Use the Deduplication activity’s Merge functionality deduplication-merge
About this use case about-this-use-case
This use case describes how to use of the Merge functionality in the Deduplication activity.
For more information on this functionality, refer to this section.
The Deduplication activity is used for removing duplicate rows from a data set. In this use case, the data shown below is duplicated based on the Email field.
With the Deduplication activity’s Merge fonctionality, you can configure a set of rules for the deduplication to define a group of fields to merge into a single resulting data record. For example, with a set of duplicate records, you can choose to keep the oldest phone number or most recent name.

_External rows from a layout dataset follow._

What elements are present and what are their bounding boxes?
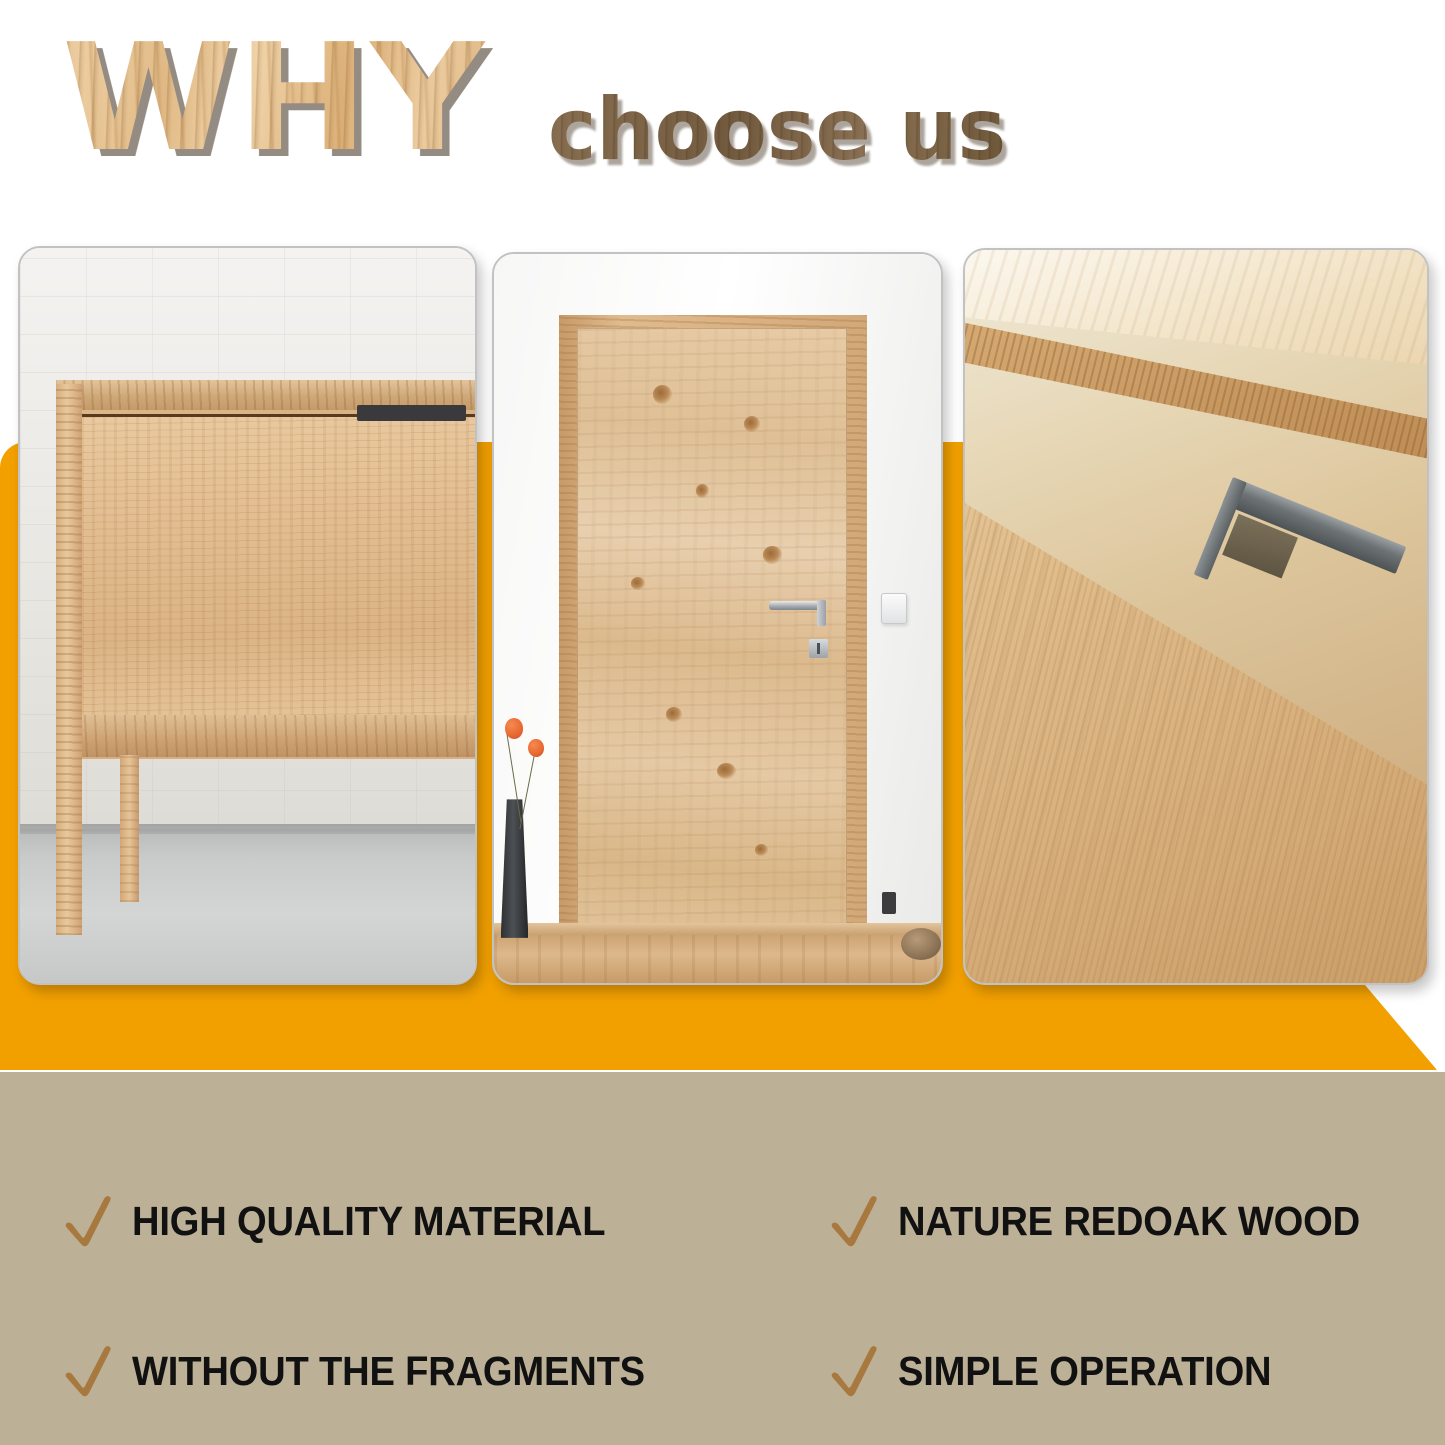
gallery-card-oak-door[interactable] — [492, 252, 943, 985]
cabinet-center-leg — [120, 755, 139, 902]
wood-knot — [653, 385, 672, 404]
feature-label: HIGH QUALITY MATERIAL — [132, 1199, 605, 1243]
cabinet-door-panel — [81, 414, 475, 725]
poppy-flower — [505, 718, 524, 739]
feature-label: NATURE REDOAK WOOD — [898, 1199, 1360, 1243]
concrete-floor — [20, 829, 475, 983]
door-stop — [882, 892, 896, 914]
poppy-flower — [528, 739, 544, 757]
wood-knot — [763, 546, 782, 563]
oak-door-photo — [494, 254, 941, 983]
wood-knot — [755, 844, 768, 856]
decor-stone — [901, 928, 941, 960]
cabinet-bar-handle — [357, 405, 466, 421]
check-icon — [828, 1342, 884, 1400]
feature-item-simple-operation: SIMPLE OPERATION — [828, 1342, 1300, 1400]
wood-knot — [631, 577, 644, 589]
gallery-card-oak-sideboard[interactable] — [18, 246, 477, 985]
feature-label: WITHOUT THE FRAGMENTS — [132, 1349, 645, 1393]
door-handle-rose — [817, 600, 826, 626]
door-lever-handle — [769, 601, 823, 610]
wood-knot — [666, 707, 682, 722]
feature-item-nature-redoak-wood: NATURE REDOAK WOOD — [828, 1192, 1395, 1250]
oak-edge-handle-photo — [965, 250, 1427, 983]
wood-knot — [717, 763, 736, 779]
wood-knot — [744, 416, 760, 432]
heading-word-why: WHY — [62, 24, 486, 172]
feature-item-without-the-fragments: WITHOUT THE FRAGMENTS — [62, 1342, 684, 1400]
door-lock-keyhole — [809, 639, 828, 658]
gallery-card-oak-edge-handle[interactable] — [963, 248, 1429, 985]
light-switch — [881, 593, 907, 624]
check-icon — [62, 1342, 118, 1400]
check-icon — [62, 1192, 118, 1250]
features-list: HIGH QUALITY MATERIAL NATURE REDOAK WOOD… — [0, 1072, 1445, 1445]
oak-door-leaf — [577, 328, 847, 950]
check-icon — [828, 1192, 884, 1250]
cabinet-bottom-rail — [56, 715, 475, 756]
wood-knot — [696, 484, 709, 498]
feature-item-high-quality-material: HIGH QUALITY MATERIAL — [62, 1192, 641, 1250]
wood-floor — [494, 935, 941, 983]
heading-word-choose-us: choose us — [548, 85, 1006, 175]
oak-sideboard-photo — [20, 248, 475, 983]
cabinet-left-leg — [56, 384, 81, 935]
feature-label: SIMPLE OPERATION — [898, 1349, 1271, 1393]
why-choose-us-graphic: WHY choose us — [0, 0, 1445, 1445]
page-heading: WHY choose us — [0, 0, 1445, 230]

Activating the Merge functionality activating-merge
To enable the merge functionality, you first need to configure the Deduplication activity. To do this, follow these steps:
-
Open the activity, then click the [Edit configuration] link.
-
Select the reconciliation field to use for the deduplication, then click Next. In this example, we want to deduplicate based on the email field.
-
Click the Advanced parameters link, then activate the Merge records and Use several record merging criteria options.
-
The Merge tab is added to the Deduplication configuration screen. We will use this tab to specify the data to merge when performing deduplication.
Configuring the fields to merge configuring-rules
Here are the rules we want to use to merge the data into a single record:
- Keep the most recent name (first name and last name fields),
- Keep the most recent mobile phone,
- Keep the oldest phone number,
- All fields in a group must be non-null to be eligible for the final record.
To configure these rules, follow these steps:
-
Open the Merge tab, then click the Add button.
-
Specify the identifier and label of the group of fields to be merged.
-
Indicate the conditions for selecting the records to be taken into account.
-
Sort on the last modification date in order to select the most recent name.
-
Select the fields to merge. In this example, we want to keep the first name and last name fields.
-
The fields are added to the set of data to merge and a new element is added to the workflow schema.
Repeat these steps to configure the mobile phone and phone fields.
Results results
After configuring these rules, the following data is received at the end of the Deduplication activity.
The result is merged from the three records according to the rules configured earlier. After comparison, it is concluded that the most recent name and mobile phone are used, along with the original phone number.